While there is no question that 90210 made its mark on pop culture, it’s hard to know if a revival will work in any capacity. For example, after six seasons of successful television, the Sex and the City cast enjoyed high praise for the first movie but the second was a disaster. That being said, BH 90210 is a little different because it is both a continuation and a reiteration of what fans tuned into each week for a decade. In short, it’s a show within a show. The brainchild of Garth and Spelling, who have created a parallel universe that resides somewhere between meta, comedic, and reality television, the show depicts the aforementioned actors as heightened versions of themselves headed to a 30thanniversary reunion event after which they decide that they should create a show that reboots the original 90210. It’s a lot to comprehend so here are a few notes from episode one:
- Although some of the actors have clearly paid a visit to the Beverly Hills plastic surgeon, after seeing them in a decade’s worth of dramatic situations, it’s fun to watch this group pull off comedy and not take themselves too seriously.

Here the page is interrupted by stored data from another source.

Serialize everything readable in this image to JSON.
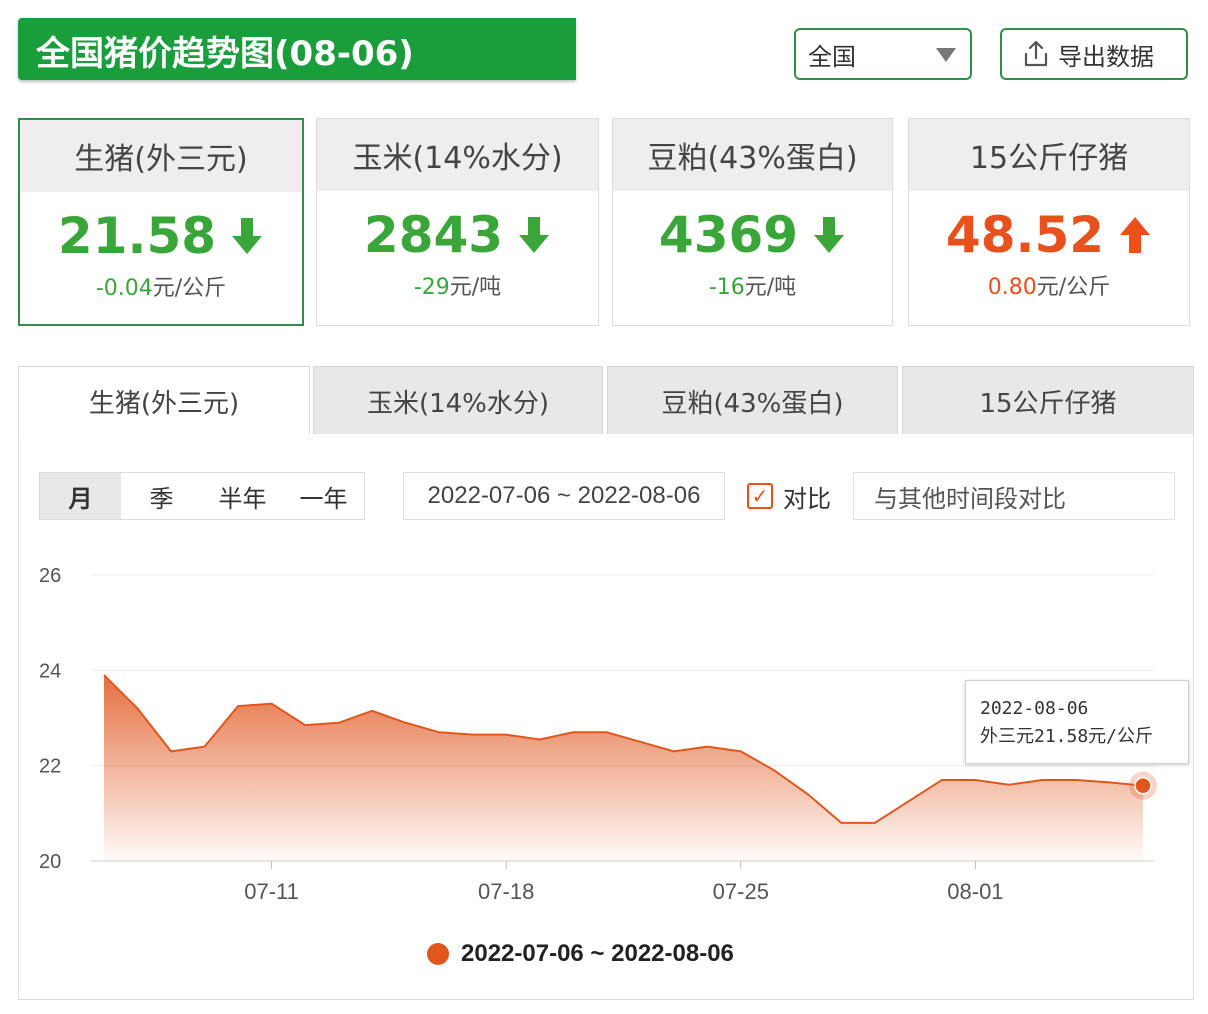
{
  "header": {
    "title": "全国猪价趋势图(08-06)",
    "region": "全国",
    "export_label": "导出数据"
  },
  "cards": [
    {
      "name": "生猪(外三元)",
      "value": "21.58",
      "direction": "down",
      "change": "-0.04",
      "unit": "元/公斤"
    },
    {
      "name": "玉米(14%水分)",
      "value": "2843",
      "direction": "down",
      "change": "-29",
      "unit": "元/吨"
    },
    {
      "name": "豆粕(43%蛋白)",
      "value": "4369",
      "direction": "down",
      "change": "-16",
      "unit": "元/吨"
    },
    {
      "name": "15公斤仔猪",
      "value": "48.52",
      "direction": "up",
      "change": "0.80",
      "unit": "元/公斤"
    }
  ],
  "tabs": [
    "生猪(外三元)",
    "玉米(14%水分)",
    "豆粕(43%蛋白)",
    "15公斤仔猪"
  ],
  "range_buttons": [
    "月",
    "季",
    "半年",
    "一年"
  ],
  "date_range": "2022-07-06 ~ 2022-08-06",
  "compare": {
    "label": "对比",
    "checked": true,
    "placeholder": "与其他时间段对比"
  },
  "tooltip": {
    "date": "2022-08-06",
    "text": "外三元21.58元/公斤"
  },
  "legend": "2022-07-06 ~ 2022-08-06",
  "colors": {
    "green": "#3aa63a",
    "orange": "#e8501c",
    "brand": "#1a9e3c"
  },
  "chart_data": {
    "type": "area",
    "x": [
      "07-06",
      "07-07",
      "07-08",
      "07-09",
      "07-10",
      "07-11",
      "07-12",
      "07-13",
      "07-14",
      "07-15",
      "07-16",
      "07-17",
      "07-18",
      "07-19",
      "07-20",
      "07-21",
      "07-22",
      "07-23",
      "07-24",
      "07-25",
      "07-26",
      "07-27",
      "07-28",
      "07-29",
      "07-30",
      "07-31",
      "08-01",
      "08-02",
      "08-03",
      "08-04",
      "08-05",
      "08-06"
    ],
    "series": [
      {
        "name": "2022-07-06 ~ 2022-08-06",
        "values": [
          23.9,
          23.2,
          22.3,
          22.4,
          23.25,
          23.3,
          22.85,
          22.9,
          23.15,
          22.9,
          22.7,
          22.65,
          22.65,
          22.55,
          22.7,
          22.7,
          22.5,
          22.3,
          22.4,
          22.3,
          21.9,
          21.4,
          20.8,
          20.8,
          21.25,
          21.7,
          21.7,
          21.6,
          21.7,
          21.7,
          21.65,
          21.58
        ]
      }
    ],
    "xticks": [
      "07-11",
      "07-18",
      "07-25",
      "08-01"
    ],
    "yticks": [
      20,
      22,
      24,
      26
    ],
    "ylim": [
      20,
      26
    ],
    "grid": true,
    "legend_position": "bottom-center"
  }
}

- While jumping around timeframes is nothing new in comedic situations – How I Met Your Mother did it best – I could see how BH 90210 being a show within a show is confusing for viewers. For example, each person/character is a version of themselves but not actually themselves – i.e. Brian Austin Green’s wife is played by La La Anthony (who is a Grammy winning singer in the show) but in real life he is married to Megan Fox. In fact, pretty much everyone’s significant other is played but someone else.

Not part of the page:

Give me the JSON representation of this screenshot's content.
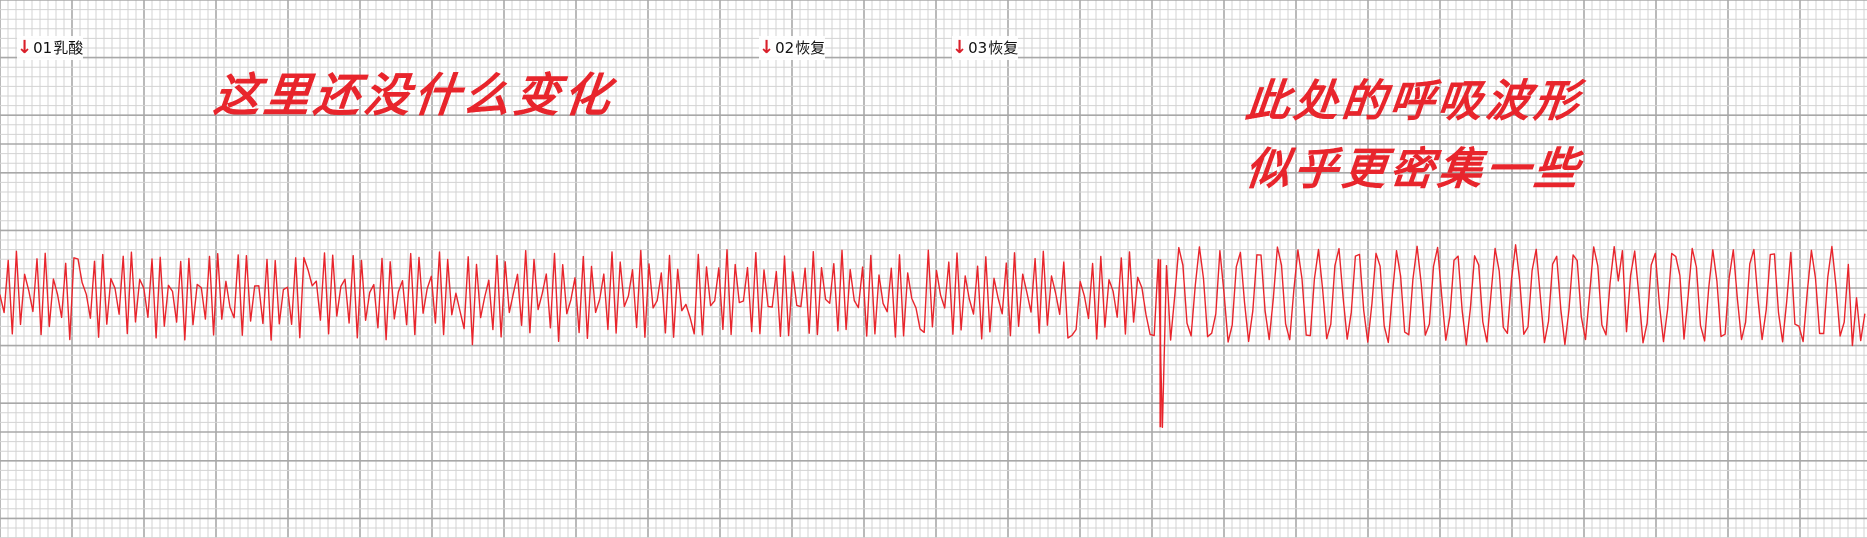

- Instagram is mentioned so much it feels like its own character. As predicted, Doherty needed to make her own, grand entrance which she does via Instagram livestream. The horrified reactionary looks on the faces of the rest of the cast clearly reflect their thoughts on her “surprise” entrance.

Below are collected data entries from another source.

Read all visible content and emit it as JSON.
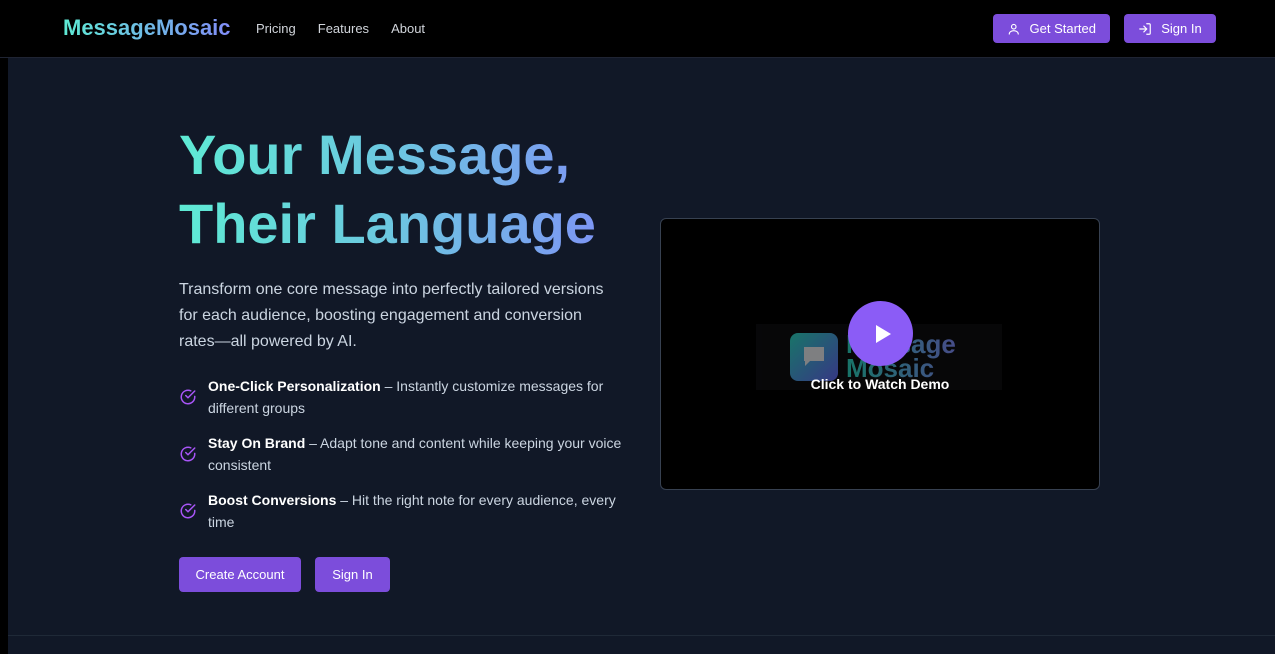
{
  "nav": {
    "brand": "MessageMosaic",
    "links": [
      "Pricing",
      "Features",
      "About"
    ],
    "get_started": "Get Started",
    "sign_in": "Sign In"
  },
  "hero": {
    "headline_line1": "Your Message,",
    "headline_line2": "Their Language",
    "subtitle": "Transform one core message into perfectly tailored versions for each audience, boosting engagement and conversion rates—all powered by AI.",
    "features": [
      {
        "title": "One-Click Personalization",
        "desc": " – Instantly customize messages for different groups"
      },
      {
        "title": "Stay On Brand",
        "desc": " – Adapt tone and content while keeping your voice consistent"
      },
      {
        "title": "Boost Conversions",
        "desc": " – Hit the right note for every audience, every time"
      }
    ],
    "create_account": "Create Account",
    "sign_in": "Sign In"
  },
  "video": {
    "logo_line1": "Message",
    "logo_line2": "Mosaic",
    "caption": "Click to Watch Demo"
  },
  "colors": {
    "accent": "#7c4ddb",
    "background": "#111827",
    "gradient_start": "#5eead4",
    "gradient_end": "#818cf8"
  }
}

- Way too much time is spent on the storyline that centers on Spelling struggling to make ends meet. Although she apparently only inherited a small fraction of her father’s $500 million estate, I’m surprised that she wanted to focus on her financial issues and the cast’s lack of royalties from 90210 merchandise and syndication. It gets old fast and comes off as a desperate attempt to garner sympathy from an audience that isn’t tuning in to sympathize.
- It must be so weird for the cast to watch themselves on old episodes – something that the audience gets to witness as Garth and Spelling hatch their plan for a reboot.
- Scenes for next week’s episode teases cameos from Carol Potter – the actress who played Cindy Walsh aka Brandon and Brenda’s mother – and Christine Elise McCarthy who played Emily Valentine. I can’t wait to hear what those two have to say! Plus, Doherty will actually be joining the cast on screen rather than via Instagram.
- On a somber but important note, I was wondering how they were going to handle Luke Perry’s untimely death (he suffered a massive stroke in March). As expected, it was handled with grace. Perry was my favorite actor on the show and his absence leaves a tragic hole in the cast.
With all the remakes out there, the question is whether or not BH 90210 is worth watching. The answer is yes. I tuned in every Wednesday night when I was in middle and high school it’s fun to be doing it again in my 30s. What’s nice about this show is that it’s more than a trip down nostalgia lane – there is new material here that offers a look behind what was really going on with these people and how the show and their characters shaped their real lives.
In one scene, Garth and Priestley discuss what their lives would have been like if they hadn’t been on the show. Like hit songs created by pop groups, the show is the reason they are famous and also their downfall because it will forever represent what they are known for no matter what else they have done professionally. That’s how iconic this show was, is, and continues to be. Soapy or not, it broke television barriers and set trends in a lot of ways in terms of tough topics, language, storylines, and fashion.
If you’re looking for a new twist on an old concept, set your DVRs (or VHS players if you really want to roll back to the 90s) for BH 90210 and enjoy the comedic nostalgia that breaks new ground with old friends.